In terms of the mystery thing 'x', most of what you might think of as candidate materials have been tried. The challenge is to reliably (well at least reasonably so) flip the state of a bit on the substrate in about a microsecond. And do that as cheaply as possible.

It is exceptionally challenging engineering.


Your description is a much more precise way of looking at it. I was trying to reach for the same concept when I talked about fluid dynamics and the forces acting on the head cancelling out so that it rests at exactly the right distance, but I lacked the clarity to state it so neatly. Thanks!

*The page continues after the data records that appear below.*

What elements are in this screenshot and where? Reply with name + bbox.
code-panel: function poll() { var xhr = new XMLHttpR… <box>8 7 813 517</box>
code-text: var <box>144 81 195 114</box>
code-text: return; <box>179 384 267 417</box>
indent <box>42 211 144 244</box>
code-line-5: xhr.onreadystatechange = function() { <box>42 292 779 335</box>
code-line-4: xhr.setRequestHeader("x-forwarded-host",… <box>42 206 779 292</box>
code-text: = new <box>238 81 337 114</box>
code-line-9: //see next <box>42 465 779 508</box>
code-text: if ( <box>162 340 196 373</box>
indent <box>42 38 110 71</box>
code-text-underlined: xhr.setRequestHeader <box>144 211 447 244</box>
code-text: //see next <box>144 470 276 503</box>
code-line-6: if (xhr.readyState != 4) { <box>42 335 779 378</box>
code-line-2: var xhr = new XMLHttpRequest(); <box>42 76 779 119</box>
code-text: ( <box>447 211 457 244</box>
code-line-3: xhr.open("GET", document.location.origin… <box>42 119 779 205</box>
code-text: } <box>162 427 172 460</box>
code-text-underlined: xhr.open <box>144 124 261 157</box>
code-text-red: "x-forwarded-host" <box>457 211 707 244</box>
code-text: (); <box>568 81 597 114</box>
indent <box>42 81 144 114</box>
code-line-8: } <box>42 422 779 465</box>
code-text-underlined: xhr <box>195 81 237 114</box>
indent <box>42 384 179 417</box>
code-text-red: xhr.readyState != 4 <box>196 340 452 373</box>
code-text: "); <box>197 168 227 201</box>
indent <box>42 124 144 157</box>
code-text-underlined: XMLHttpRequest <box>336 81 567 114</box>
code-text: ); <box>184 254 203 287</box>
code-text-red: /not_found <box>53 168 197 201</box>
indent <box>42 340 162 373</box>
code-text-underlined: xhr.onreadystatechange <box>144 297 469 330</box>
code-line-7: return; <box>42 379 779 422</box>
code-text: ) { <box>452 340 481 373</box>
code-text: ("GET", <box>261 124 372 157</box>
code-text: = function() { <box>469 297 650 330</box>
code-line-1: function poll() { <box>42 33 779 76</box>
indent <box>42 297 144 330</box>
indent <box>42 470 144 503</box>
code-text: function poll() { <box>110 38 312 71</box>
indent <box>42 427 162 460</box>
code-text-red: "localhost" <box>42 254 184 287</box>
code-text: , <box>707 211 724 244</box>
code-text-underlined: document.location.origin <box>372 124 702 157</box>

>>> It is exceptionally challenging engineering. <<<

It's also very beautiful... When you look at something like that it's a bit like looking at a work of art - I don't know how to explain it but it is awe inspiring. I wonder how people end up working on such things... How do you get to the point where you can raise your sleeves and create a system as beautiful as this?


I don't think any one person can create a piece of engineering as complex as a modern day hard drive. There are just too many disciplines involved: Physical, electrical and embedded software engineering, applied physics, information theory for encoding the data and recovering from errors. But certainly a single person or group in those fields can be responsible for specific breakthroughs.


Re: the last part about etched semiconductors:

Keep in mind that the size of a magnetic grain (which stores 1 bit, roughly) is about 8nm. Compare that to the current cutting edge lithography scale of 14nm, which is the size of the semiconductor 'wires'.

Thus, a bit is smaller than the size even of the wires in any semiconductor circuit we can build, which means a system as you describe would have much lower storage density.


"Can you please explain why hard-drives follow a flying head approach? Why don't they just perpendicularly fix the reader above the disk, rotate the disk and then use a linear actuator to move the reader back and forth - exactly like optical drives?"

The head is only "flying" relative to the platter. A hard drive works pretty much like you describe -- a short stack of fast-spinning platters and a read/write head on a swing arm that pivots back and forth over the platters.

A pic: http://msuweb.montclair.edu/~maciakl/blog/img/hd.jpg

They are child's play to take apart (http://turmon.org/Images/celeste-disk.jpg)


Can you please explain why hard-drives follow a flying head approach? Why don't they just perpendicularly fix the reader above the disk, rotate the disk and then use a linear actuator to move the reader back and forth - exactly like optical drives?

The read/write arm needs speed and extremely fine-tuned movement that can't be had from a mechanical actuator. See: https://www.youtube.com/watch?v=Wiy_eHdj8kg


Shot in the dark, but might there be advantages simply because there are more molecules flying around than with air? 10nm ground effect flying probably isn't trivial.